Should I Stay Or GoWe all age. At some point we are all going to die.
When you get the call that it looks like someone is on the other side of recovery you have some tough decisions to make. Should you stay or go? When do you choose your family over your job? Every time might be your knee jerk answer.
In these times is that really true? When I was faced with this decision after getting a call from my brother regarding my father I was in Europe for work. Not easy to just jump in the car and get over there. There was a bit of coordination and additional cost involved. I also wanted to manage the guilt I was feeling towards my job performance. What would leaving early do to my performance and effectiveness as a leader within the Finance group?

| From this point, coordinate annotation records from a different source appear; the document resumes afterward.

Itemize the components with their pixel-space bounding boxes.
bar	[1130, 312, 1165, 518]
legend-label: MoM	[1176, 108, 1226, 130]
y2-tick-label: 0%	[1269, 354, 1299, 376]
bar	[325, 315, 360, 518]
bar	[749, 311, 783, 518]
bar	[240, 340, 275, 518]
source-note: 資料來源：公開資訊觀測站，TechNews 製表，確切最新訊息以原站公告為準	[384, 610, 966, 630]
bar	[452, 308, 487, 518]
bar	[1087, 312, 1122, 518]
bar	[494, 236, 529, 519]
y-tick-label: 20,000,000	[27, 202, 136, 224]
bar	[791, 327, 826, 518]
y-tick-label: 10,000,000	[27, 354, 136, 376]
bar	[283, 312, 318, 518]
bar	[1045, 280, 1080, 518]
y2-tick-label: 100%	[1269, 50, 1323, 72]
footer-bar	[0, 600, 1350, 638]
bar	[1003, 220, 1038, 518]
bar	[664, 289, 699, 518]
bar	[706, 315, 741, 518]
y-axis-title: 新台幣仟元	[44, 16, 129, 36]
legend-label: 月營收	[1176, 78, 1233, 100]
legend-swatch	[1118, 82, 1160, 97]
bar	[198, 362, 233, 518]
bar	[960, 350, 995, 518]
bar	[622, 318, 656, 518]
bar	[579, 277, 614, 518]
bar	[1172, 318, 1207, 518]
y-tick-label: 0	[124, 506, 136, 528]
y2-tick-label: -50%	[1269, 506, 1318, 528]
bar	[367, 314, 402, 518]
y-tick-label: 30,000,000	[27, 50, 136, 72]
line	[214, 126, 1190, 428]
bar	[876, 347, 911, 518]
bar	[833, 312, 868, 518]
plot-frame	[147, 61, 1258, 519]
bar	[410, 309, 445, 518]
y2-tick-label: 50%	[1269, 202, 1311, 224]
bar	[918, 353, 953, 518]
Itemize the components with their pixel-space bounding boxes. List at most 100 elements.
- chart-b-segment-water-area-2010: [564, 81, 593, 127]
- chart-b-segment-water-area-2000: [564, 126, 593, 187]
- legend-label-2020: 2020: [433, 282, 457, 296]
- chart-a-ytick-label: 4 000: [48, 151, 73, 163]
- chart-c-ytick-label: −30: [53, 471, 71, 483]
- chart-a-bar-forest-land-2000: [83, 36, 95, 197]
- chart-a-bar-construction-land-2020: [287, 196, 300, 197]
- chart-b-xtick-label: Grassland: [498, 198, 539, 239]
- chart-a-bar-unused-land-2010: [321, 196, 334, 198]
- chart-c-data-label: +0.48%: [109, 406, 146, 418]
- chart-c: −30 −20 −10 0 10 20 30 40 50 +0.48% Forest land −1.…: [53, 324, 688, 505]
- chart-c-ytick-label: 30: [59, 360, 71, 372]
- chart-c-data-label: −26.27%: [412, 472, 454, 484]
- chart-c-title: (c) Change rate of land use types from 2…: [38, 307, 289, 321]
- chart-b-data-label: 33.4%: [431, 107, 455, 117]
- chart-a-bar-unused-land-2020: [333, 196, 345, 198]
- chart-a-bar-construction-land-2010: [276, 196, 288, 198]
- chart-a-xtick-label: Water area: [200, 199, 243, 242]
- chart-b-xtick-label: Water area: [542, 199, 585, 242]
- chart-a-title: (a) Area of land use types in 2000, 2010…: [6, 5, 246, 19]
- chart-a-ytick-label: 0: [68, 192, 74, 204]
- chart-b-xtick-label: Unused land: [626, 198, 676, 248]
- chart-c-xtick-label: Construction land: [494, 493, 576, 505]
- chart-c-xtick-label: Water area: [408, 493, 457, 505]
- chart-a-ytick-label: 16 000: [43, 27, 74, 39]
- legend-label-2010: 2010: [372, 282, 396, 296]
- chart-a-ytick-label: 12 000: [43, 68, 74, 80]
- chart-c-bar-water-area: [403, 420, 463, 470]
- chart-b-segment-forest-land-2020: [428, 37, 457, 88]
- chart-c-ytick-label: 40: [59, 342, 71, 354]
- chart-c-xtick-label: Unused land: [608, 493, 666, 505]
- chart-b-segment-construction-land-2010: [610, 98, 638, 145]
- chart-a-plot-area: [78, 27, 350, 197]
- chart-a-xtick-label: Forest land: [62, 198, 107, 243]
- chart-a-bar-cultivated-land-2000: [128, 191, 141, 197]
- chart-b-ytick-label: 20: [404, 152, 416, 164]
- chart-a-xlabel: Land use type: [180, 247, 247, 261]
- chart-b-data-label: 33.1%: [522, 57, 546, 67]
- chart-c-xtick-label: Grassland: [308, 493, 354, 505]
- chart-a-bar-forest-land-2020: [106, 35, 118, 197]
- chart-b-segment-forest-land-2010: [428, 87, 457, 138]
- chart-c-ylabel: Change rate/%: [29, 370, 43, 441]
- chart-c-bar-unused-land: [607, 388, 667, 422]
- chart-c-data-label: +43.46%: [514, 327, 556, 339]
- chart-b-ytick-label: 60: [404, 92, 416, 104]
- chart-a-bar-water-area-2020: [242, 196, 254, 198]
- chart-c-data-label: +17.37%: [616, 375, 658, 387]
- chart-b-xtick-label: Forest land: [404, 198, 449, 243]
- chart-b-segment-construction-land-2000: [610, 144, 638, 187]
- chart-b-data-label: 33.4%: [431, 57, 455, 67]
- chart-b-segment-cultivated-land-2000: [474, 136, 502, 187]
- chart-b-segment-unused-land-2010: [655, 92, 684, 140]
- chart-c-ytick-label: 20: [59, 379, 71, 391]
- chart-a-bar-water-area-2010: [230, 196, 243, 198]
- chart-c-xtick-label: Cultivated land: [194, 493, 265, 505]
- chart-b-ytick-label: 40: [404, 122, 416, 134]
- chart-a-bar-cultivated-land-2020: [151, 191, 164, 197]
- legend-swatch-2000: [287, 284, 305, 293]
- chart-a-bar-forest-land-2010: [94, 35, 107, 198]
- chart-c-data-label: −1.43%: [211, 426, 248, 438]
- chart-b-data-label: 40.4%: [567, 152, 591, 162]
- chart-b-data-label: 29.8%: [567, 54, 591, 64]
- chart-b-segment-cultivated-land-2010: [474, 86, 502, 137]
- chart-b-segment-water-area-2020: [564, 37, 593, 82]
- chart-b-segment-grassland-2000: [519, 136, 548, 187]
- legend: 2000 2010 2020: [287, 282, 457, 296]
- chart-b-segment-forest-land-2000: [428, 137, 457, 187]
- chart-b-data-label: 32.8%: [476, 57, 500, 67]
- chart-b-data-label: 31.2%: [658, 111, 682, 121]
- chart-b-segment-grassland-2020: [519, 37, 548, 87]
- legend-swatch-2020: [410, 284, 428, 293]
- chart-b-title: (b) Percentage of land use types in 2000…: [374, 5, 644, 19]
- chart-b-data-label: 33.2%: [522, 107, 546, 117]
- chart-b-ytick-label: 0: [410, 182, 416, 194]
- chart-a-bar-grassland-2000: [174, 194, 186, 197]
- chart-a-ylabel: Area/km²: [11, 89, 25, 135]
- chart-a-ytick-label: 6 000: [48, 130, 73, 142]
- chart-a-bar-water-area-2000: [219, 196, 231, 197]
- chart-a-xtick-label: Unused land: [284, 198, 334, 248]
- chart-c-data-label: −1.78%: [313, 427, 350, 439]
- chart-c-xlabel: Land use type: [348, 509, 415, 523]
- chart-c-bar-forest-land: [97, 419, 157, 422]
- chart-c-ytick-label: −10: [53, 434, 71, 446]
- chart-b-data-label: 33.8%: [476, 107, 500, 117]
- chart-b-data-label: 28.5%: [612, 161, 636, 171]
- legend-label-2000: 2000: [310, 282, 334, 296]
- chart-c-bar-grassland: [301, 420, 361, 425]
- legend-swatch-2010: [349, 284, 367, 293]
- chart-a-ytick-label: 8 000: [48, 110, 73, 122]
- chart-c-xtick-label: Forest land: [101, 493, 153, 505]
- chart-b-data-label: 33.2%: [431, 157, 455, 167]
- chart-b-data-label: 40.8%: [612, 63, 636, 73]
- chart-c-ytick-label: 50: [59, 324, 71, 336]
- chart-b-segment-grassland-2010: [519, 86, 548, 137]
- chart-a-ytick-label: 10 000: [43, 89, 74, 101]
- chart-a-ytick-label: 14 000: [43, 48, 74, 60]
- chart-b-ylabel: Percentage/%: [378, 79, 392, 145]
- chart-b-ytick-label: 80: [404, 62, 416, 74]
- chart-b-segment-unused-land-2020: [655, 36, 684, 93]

Here in the U.S. there is so much insecurity, some imagined but some real about losing your job, or moving lower down the pecking order. This can be especially true when your focus and balance swings more towards your family. You need to figure out where that balance is and how to manage through it.
Call it real or not but I was really conflicted with deciding if I should have left Paris and jumped on a plane or stayed. The guilt I was feeling for abandoning my work was real, the money involved in the trip, the cost of returning home early was real and significant. I was comparing that guilt to the thought that he would pull through and it would be a "false alarm".
In the end, I waited a few days and then cut my trip early to go back home. The fact my boss demanded that I get on the plane and go helped the decision. Hey, maybe I'm the odd ball but it was a tough decision for me as I always try to balance work and home. But I feel good about the decision now. I think you need to make sure that the guilty feeling is not overwhelming and will not haunt you (on both the side of family and career). Replacing that guilt with the feeling of being able to say good bye is comforting. I know it was the right decisions but that didn't make it any easier for me.
Maybe it was a little bit of insecurity on my part and overly concerned about my job. But when I thought about it logically there was no way that leaving to go home would impact my job. But it still weighed on my mind.
It was the right call, my father passed away five days later.